Many people think of a doctor or a surgeon making a mistake when they think of medical malpractice. Certainly, many medical malpractice claims are the result of physicians making terrible mistakes or surgeons performing the wrong procedure.
These malpractice claims may involve insurance claims or possibly a civil lawsuit. Individual medical practitioners often carry malpractice insurance to protect them from liability for their mistakes. However, incorporated medical practices and medical facilities often carry malpractice insurance as well.
The reason why is simple. Medical malpractice often involves those working underneath a doctor, such as nurses, imaging specialists and pharmacy technicians. Medical care providers need coverage that extends to everyone they employ and the whole business, not just specific doctors.

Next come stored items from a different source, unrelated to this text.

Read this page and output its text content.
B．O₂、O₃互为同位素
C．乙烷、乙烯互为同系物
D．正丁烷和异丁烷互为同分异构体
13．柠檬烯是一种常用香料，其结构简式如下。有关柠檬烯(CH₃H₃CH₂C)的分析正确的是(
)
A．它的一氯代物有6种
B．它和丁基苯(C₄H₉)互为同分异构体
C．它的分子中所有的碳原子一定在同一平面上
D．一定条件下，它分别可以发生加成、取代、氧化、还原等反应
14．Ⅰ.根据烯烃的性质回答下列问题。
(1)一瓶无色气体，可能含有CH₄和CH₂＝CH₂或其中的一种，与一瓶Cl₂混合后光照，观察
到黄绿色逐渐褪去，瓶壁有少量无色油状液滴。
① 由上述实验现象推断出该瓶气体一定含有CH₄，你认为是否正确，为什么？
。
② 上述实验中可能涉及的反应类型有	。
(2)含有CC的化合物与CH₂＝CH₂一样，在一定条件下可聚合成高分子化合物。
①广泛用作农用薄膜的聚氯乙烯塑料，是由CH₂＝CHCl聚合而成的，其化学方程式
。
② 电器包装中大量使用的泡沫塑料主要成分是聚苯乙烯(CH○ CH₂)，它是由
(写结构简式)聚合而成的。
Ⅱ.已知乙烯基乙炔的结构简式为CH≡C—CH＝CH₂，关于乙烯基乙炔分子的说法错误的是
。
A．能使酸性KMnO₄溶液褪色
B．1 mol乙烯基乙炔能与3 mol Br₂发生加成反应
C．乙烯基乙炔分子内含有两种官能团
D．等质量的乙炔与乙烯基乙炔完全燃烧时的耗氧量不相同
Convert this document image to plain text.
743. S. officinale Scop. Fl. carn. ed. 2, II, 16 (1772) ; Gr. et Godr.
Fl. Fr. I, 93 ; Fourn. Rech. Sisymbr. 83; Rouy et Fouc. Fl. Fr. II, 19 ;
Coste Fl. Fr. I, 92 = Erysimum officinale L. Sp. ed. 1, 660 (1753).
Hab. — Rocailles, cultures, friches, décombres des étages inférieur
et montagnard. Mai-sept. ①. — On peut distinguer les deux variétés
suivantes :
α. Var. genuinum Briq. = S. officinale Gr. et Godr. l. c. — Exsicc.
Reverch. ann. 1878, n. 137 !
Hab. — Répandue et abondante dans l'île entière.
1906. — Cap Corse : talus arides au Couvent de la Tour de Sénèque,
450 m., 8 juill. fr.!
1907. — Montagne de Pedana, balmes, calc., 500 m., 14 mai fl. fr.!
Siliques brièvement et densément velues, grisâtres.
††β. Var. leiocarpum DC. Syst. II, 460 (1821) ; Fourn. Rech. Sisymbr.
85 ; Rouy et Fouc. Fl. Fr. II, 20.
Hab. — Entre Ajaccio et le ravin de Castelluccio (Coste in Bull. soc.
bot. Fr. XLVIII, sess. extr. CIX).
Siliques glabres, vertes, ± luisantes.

Can you hold the facility responsible?
Unlike doctors, nurses, phlebotomists and x-ray technicians rarely carry their own malpractice insurance. They rely on their employer to insure them. Although mistakes could impact their employment or licensing, they rarely face direct financial consequences for medical errors.
Often, you won’t be in a position to take direct action against a nurse who dispensed the wrong medication. However, you may be able to take legal action against the facility where the mistake occurred or possibly the physician theoretically overseeing the nurse who made a mistake. Proof that the standard of care was inadequate and that you suffered real harm is crucial for successful medical malpractice claims.
You don’t need to have conclusive evidence that a doctor is directly responsible for your poor medical outcome. You may be able to bring a claim against the facility itself rather than the individual directly responsible for the situation. Understanding the rules that govern medical malpractice claims can help you seek compensation when you get hurt at the hospital.